AFFAIRE TALU c. TURQUIE

 

(Requête n o 63465/12)

 

 

 

 

 

 

 

 

ARRÊT

 

 

STRASBOURG

 

27 novembre 2018

 

 

 

 

 

 

 

Cet arrêt est définitif. Il peut subir des retouches de forme.

 


En l'affaire Talu c. Turquie,

La Cour européenne des droits de l'homme (deuxième section), siégeant en un comité composé de :

Ledi Bianku, président,
Jon Fridrik Kjølbro,
Ivana Jelić, juges,
et de Hasan Bakırcı, greffier adjoint de section ,

Après en avoir délibéré en chambre du conseil le 6 novembre 2018,

Rend l'arrêt que voici, adopté à cette date :

PROCÉDURE

1. À l'origine de l'affaire se trouve une requête (n o 63465/12) dirigée contre la République de Turquie et dont un ressortissant de cet État, M. Umur Ekrem Talu (« le requérant »), a saisi la Cour le 10 août 2012 en vertu de l'article 34 de la Convention de sauvegarde des droits de l'homme et des libertés fondamentales (« la Convention »).

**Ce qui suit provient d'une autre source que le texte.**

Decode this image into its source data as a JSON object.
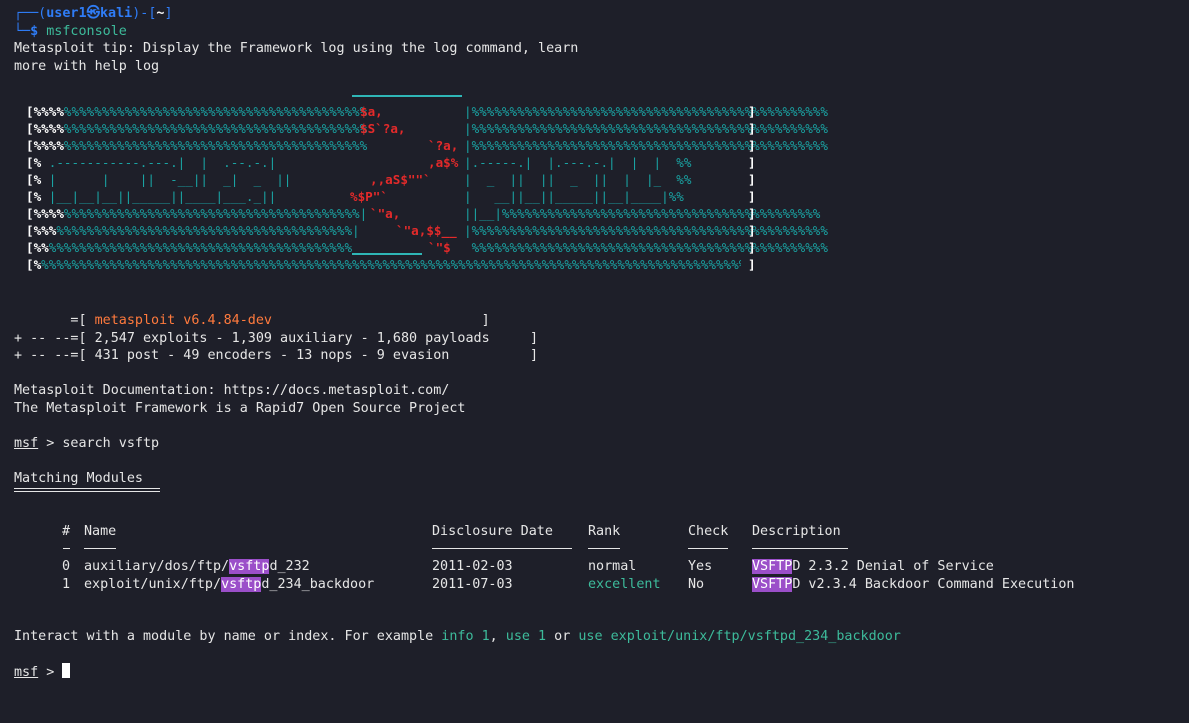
{
  "prompt": {
    "user": "user1",
    "at": "㉿",
    "host": "kali",
    "dir": "~",
    "dollar": "$",
    "command": "msfconsole"
  },
  "tip": {
    "line1": "Metasploit tip: Display the Framework log using the log command, learn",
    "line2": "more with help log"
  },
  "banner": {
    "rows": [
      {
        "k": "[%%%%",
        "t": "%%%%%%%%%%%%%%%%%%%%%%%%%%%%%%%%%%%%%%%%",
        "r": "$a,",
        "t2": "|%%%%%%%%%%%%%%%%%%%%%%%%%%%%%%%%%%%%%%%%%%%%%%%",
        "k2": "]"
      },
      {
        "k": "[%%%%",
        "t": "%%%%%%%%%%%%%%%%%%%%%%%%%%%%%%%%%%%%%%%%",
        "r": "$S`?a,",
        "t2": "|%%%%%%%%%%%%%%%%%%%%%%%%%%%%%%%%%%%%%%%%%%%%%%%",
        "k2": "]"
      },
      {
        "k": "[%%%%",
        "t": "%%%%%%%%%%%%%%%%%%%%%%%%%%%%%%%%%%%%%%%%",
        "r": "`?a,",
        "t2": "|%%%%%%%%%%%%%%%%%%%%%%%%%%%%%%%%%%%%%%%%%%%%%%%",
        "k2": "]"
      },
      {
        "k": "[%",
        "t": " .-----------.---.|  |  .--.-.|",
        "r": ",a$%",
        "t2": "|.-----.|  |.---.-.|  |  |  %%",
        "k2": "]"
      },
      {
        "k": "[%",
        "t": " |      |    ||  -__||  _|  _  ||",
        "r": ",,aS$\"\"`",
        "t2": "|  _  ||  ||  _  ||  |  |_  %%",
        "k2": "]"
      },
      {
        "k": "[%",
        "t": " |__|__|__||_____||____|___._||",
        "r": "%$P\"`",
        "t2": "|   __||__||_____||__|____|%%",
        "k2": "]"
      },
      {
        "k": "[%%%%",
        "t": "%%%%%%%%%%%%%%%%%%%%%%%%%%%%%%%%%%%%%%%|",
        "r": "`\"a,",
        "t2": "||__|%%%%%%%%%%%%%%%%%%%%%%%%%%%%%%%%%%%%%%%%%%",
        "k2": "]"
      },
      {
        "k": "[%%%",
        "t": "%%%%%%%%%%%%%%%%%%%%%%%%%%%%%%%%%%%%%%%|",
        "r": "`\"a,$$__",
        "t2": "|%%%%%%%%%%%%%%%%%%%%%%%%%%%%%%%%%%%%%%%%%%%%%%%",
        "k2": "]"
      },
      {
        "k": "[%%",
        "t": "%%%%%%%%%%%%%%%%%%%%%%%%%%%%%%%%%%%%%%%%",
        "r": "`\"$",
        "t2": " %%%%%%%%%%%%%%%%%%%%%%%%%%%%%%%%%%%%%%%%%%%%%%%",
        "k2": "]"
      },
      {
        "k": "[%",
        "t": "%%%%%%%%%%%%%%%%%%%%%%%%%%%%%%%%%%%%%%%%%%%%%%%%%%%%%%%%%%%%%%%%%%%%%%%%%%%%%%%%%%%%%%%%%%%%%%%%",
        "r": "",
        "t2": "",
        "k2": "]"
      }
    ]
  },
  "version": {
    "line1_pre": "       =[ ",
    "line1_name": "metasploit v6.4.84-dev",
    "line1_post": "                          ]",
    "line2": "+ -- --=[ 2,547 exploits - 1,309 auxiliary - 1,680 payloads     ]",
    "line3": "+ -- --=[ 431 post - 49 encoders - 13 nops - 9 evasion          ]"
  },
  "docs": {
    "line1": "Metasploit Documentation: https://docs.metasploit.com/",
    "line2": "The Metasploit Framework is a Rapid7 Open Source Project"
  },
  "search": {
    "msf": "msf",
    "prompt_tail": " > ",
    "command": "search vsftp"
  },
  "matching": {
    "title": "Matching Modules"
  },
  "table": {
    "headers": {
      "num": "#",
      "name": "Name",
      "date": "Disclosure Date",
      "rank": "Rank",
      "check": "Check",
      "desc": "Description"
    },
    "rows": [
      {
        "num": "0",
        "name_pre": "auxiliary/dos/ftp/",
        "name_hl": "vsftp",
        "name_post": "d_232",
        "date": "2011-02-03",
        "rank": "normal",
        "check": "Yes",
        "desc_hl": "VSFTP",
        "desc_post": "D 2.3.2 Denial of Service"
      },
      {
        "num": "1",
        "name_pre": "exploit/unix/ftp/",
        "name_hl": "vsftp",
        "name_post": "d_234_backdoor",
        "date": "2011-07-03",
        "rank": "excellent",
        "check": "No",
        "desc_hl": "VSFTP",
        "desc_post": "D v2.3.4 Backdoor Command Execution"
      }
    ]
  },
  "interact": {
    "pre": "Interact with a module by name or index. For example ",
    "info": "info 1",
    "comma": ", ",
    "use1": "use 1",
    "or": " or ",
    "use_full": "use exploit/unix/ftp/vsftpd_234_backdoor"
  },
  "final_prompt": {
    "msf": "msf",
    "tail": " > "
  },
  "colors": {
    "background": "#1e1f29",
    "prompt_blue": "#2f7cf6",
    "red": "#e42a2a",
    "teal": "#2fb6b6",
    "highlight": "#9b4fc9",
    "excellent_green": "#3dbb9b"
  }
}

2. Le requérant a été représenté par Mês F. İlkiz et Z.K. Yıldırım, avocats exerçant à Istanbul. Le gouvernement turc (« le Gouvernement ») a été représenté par son agent.

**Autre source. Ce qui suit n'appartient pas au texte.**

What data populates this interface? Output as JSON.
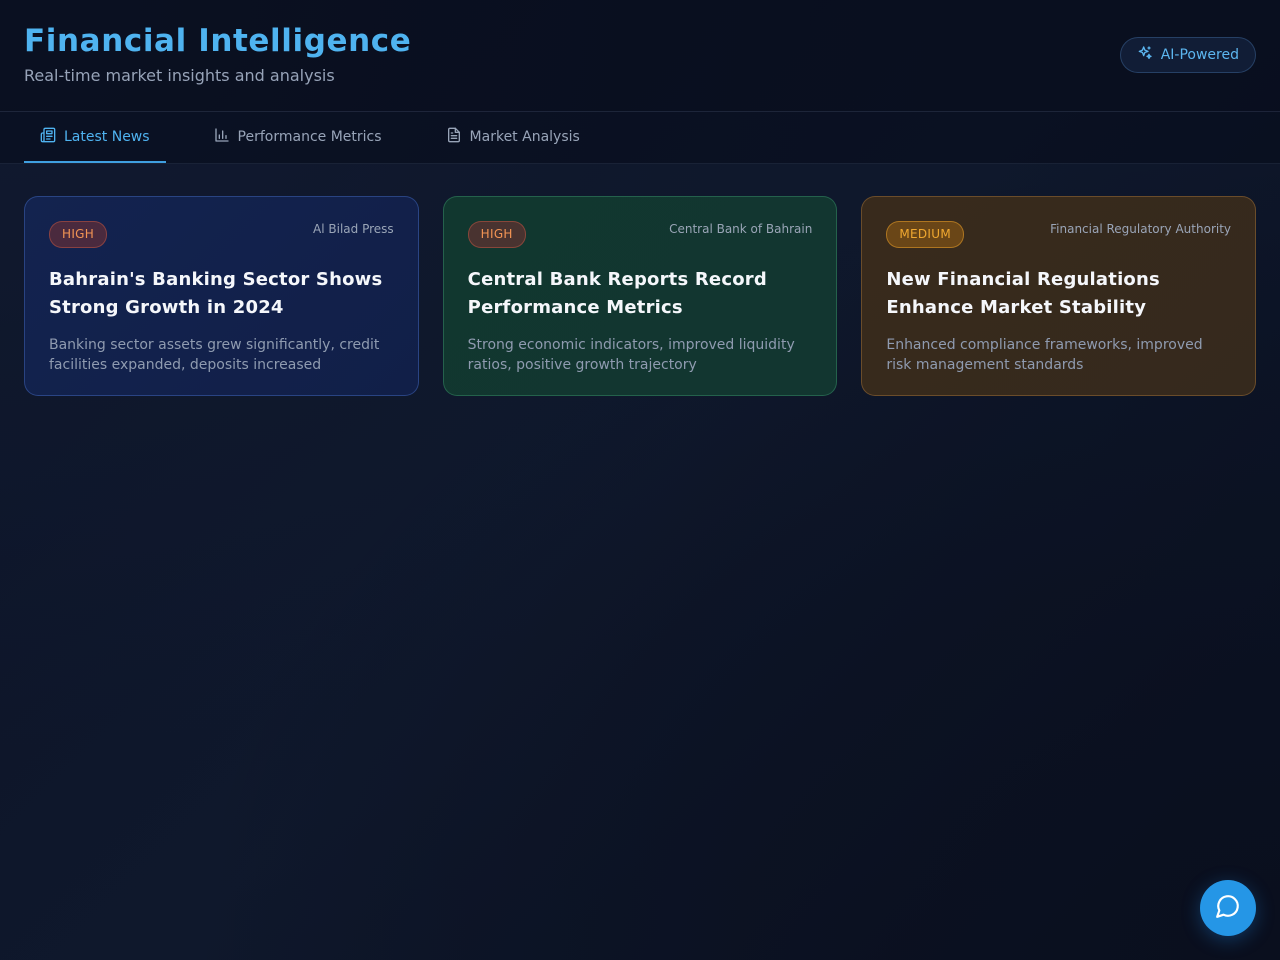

3. Le 12 octobre 2017, le grief concernant l'atteinte qui aurait été portée au droit à la liberté d'expression du requérant a été communiqué au Gouvernement et la requête a été déclarée irrecevable pour le surplus, conformément à l'article 54 § 3 du règlement de la Cour.

EN FAIT

LES CIRCONSTANCES DE L'ESPÈCE

4. Le requérant est né en 1957 et réside à Istanbul.

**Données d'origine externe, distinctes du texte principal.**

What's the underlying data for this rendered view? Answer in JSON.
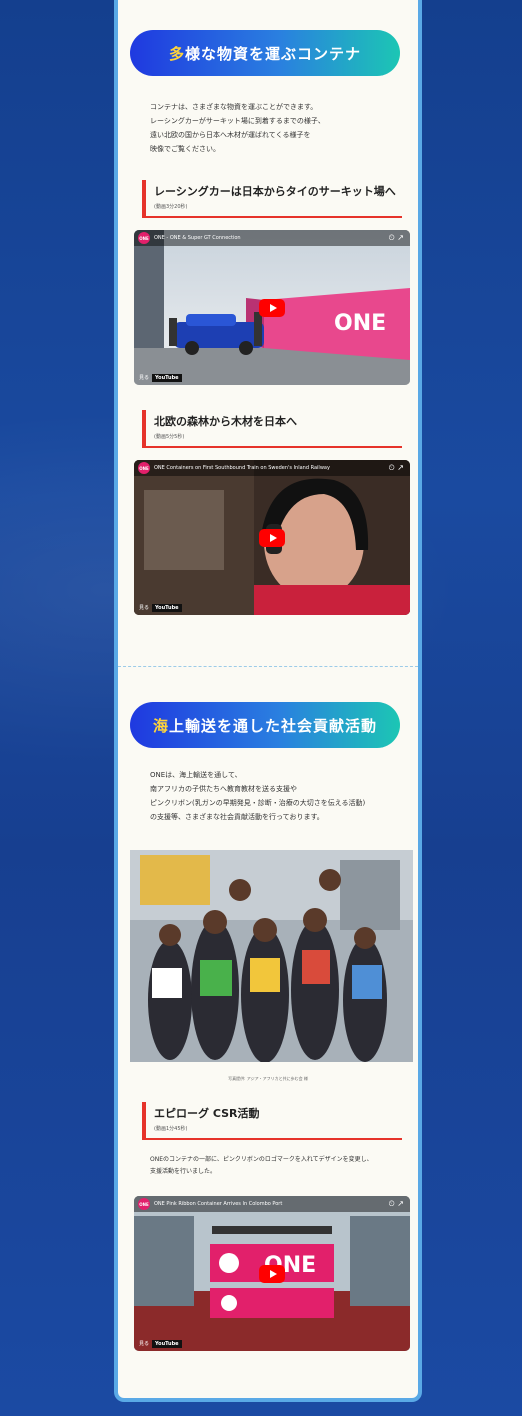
{
  "section1": {
    "title_first": "多",
    "title_rest": "様な物資を運ぶコンテナ",
    "intro": [
      "コンテナは、さまざまな物資を運ぶことができます。",
      "レーシングカーがサーキット場に到着するまでの様子、",
      "遠い北欧の国から日本へ木材が運ばれてくる様子を",
      "映像でご覧ください。"
    ],
    "heading1": {
      "title": "レーシングカーは日本からタイのサーキット場へ",
      "sub": "(動画3分20秒)"
    },
    "video1": {
      "logo": "ONE",
      "title": "ONE - ONE & Super GT Connection",
      "watch_label": "見る",
      "brand": "YouTube",
      "container_text": "ONE"
    },
    "heading2": {
      "title": "北欧の森林から木材を日本へ",
      "sub": "(動画5分5秒)"
    },
    "video2": {
      "logo": "ONE",
      "title": "ONE Containers on First Southbound Train on Sweden's Inland Railway",
      "watch_label": "見る",
      "brand": "YouTube"
    }
  },
  "section2": {
    "title_first": "海",
    "title_rest": "上輸送を通した社会貢献活動",
    "intro": [
      "ONEは、海上輸送を通して、",
      "南アフリカの子供たちへ教育教材を送る支援や",
      "ピンクリボン(乳ガンの早期発見・診断・治療の大切さを伝える活動)",
      "の支援等、さまざまな社会貢献活動を行っております。"
    ],
    "photo_caption": "写真提供: アジア・アフリカと共に歩む会 様",
    "heading3": {
      "title": "エピローグ CSR活動",
      "sub": "(動画1分45秒)"
    },
    "text": [
      "ONEのコンテナの一部に、ピンクリボンのロゴマークを入れてデザインを変更し、",
      "支援活動を行いました。"
    ],
    "video3": {
      "logo": "ONE",
      "title": "ONE Pink Ribbon Container Arrives In Colombo Port",
      "watch_label": "見る",
      "brand": "YouTube",
      "container_text": "ONE"
    }
  },
  "colors": {
    "accent_red": "#e6332a",
    "pill_start": "#1f39e0",
    "pill_end": "#1cc6b4",
    "card_bg": "#fbfaf4",
    "page_bg": "#143f8e"
  }
}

5. À l'époque des faits, il était chroniqueur au quotidien Sabah .

6. Le 14 février 2008, R.H.B., procureur de la République de Kartal à l'époque des faits, introduisit une action en dommages et intérêts contre le requérant, alléguant qu'un article de ce dernier, intitulé « Une plaisanterie de l'atroce » ( Vahşet şakası ) et publié le 10 décembre 2017 dans Sabah , avait porté atteinte à sa réputation. Le passage de l'article mis en cause par R.H.B. se lisait comme suit :

« De nombreux fonctionnaires exercent leurs fonctions avec loyauté. Mais certains sont « main dans la main avec les tueurs ». Une culture fasciste, qui pense qu'[avoir] des affinités avec cette bassesse qui tire dans la nuque des gens et avec cette atrocité qui tranche des gorges est « un service [rendu] à l'État et à la nation », est le plus grand ennemi interne de « l'État de droit ». Bien sûr, de cette façon, ils diffusent un poison social maudit et une culture de la violence et de la haine collectives en exacerbant les tendances « fachos ordinaires » des gens ordinaires. Les relations que certains « officiels » entretiennent à Trabzon, à Malatya ou ailleurs, par indifférence ou délibérément, à l'instar des cellules [criminelles], sont sans doute dues au fait qu'ils comptent sur la tradition [selon laquelle] « le bras taché de sang aussi reste dans la chemise ». La raison pour laquelle ils s'en vantent réside dans le fait qu'on n'a pas pu faire une [notion] respectable et une conduite étatique d'une culture humanitaire selon laquelle s'enorgueillir de l'offense, de la honte et de l'atrocité n'est pas compatible avec (...) l'État, la morale, la religion, la république et la conscience. Le fait que le procureur de la République visé par les articles de presse [relatant] qu'il avait téléphoné à l'un des prévenus dans l'affaire des atrocités de Malatya [1] puisse accuser les journalistes [auteurs de ces articles] doit être une plaisanterie de l'État de droit démocratique. »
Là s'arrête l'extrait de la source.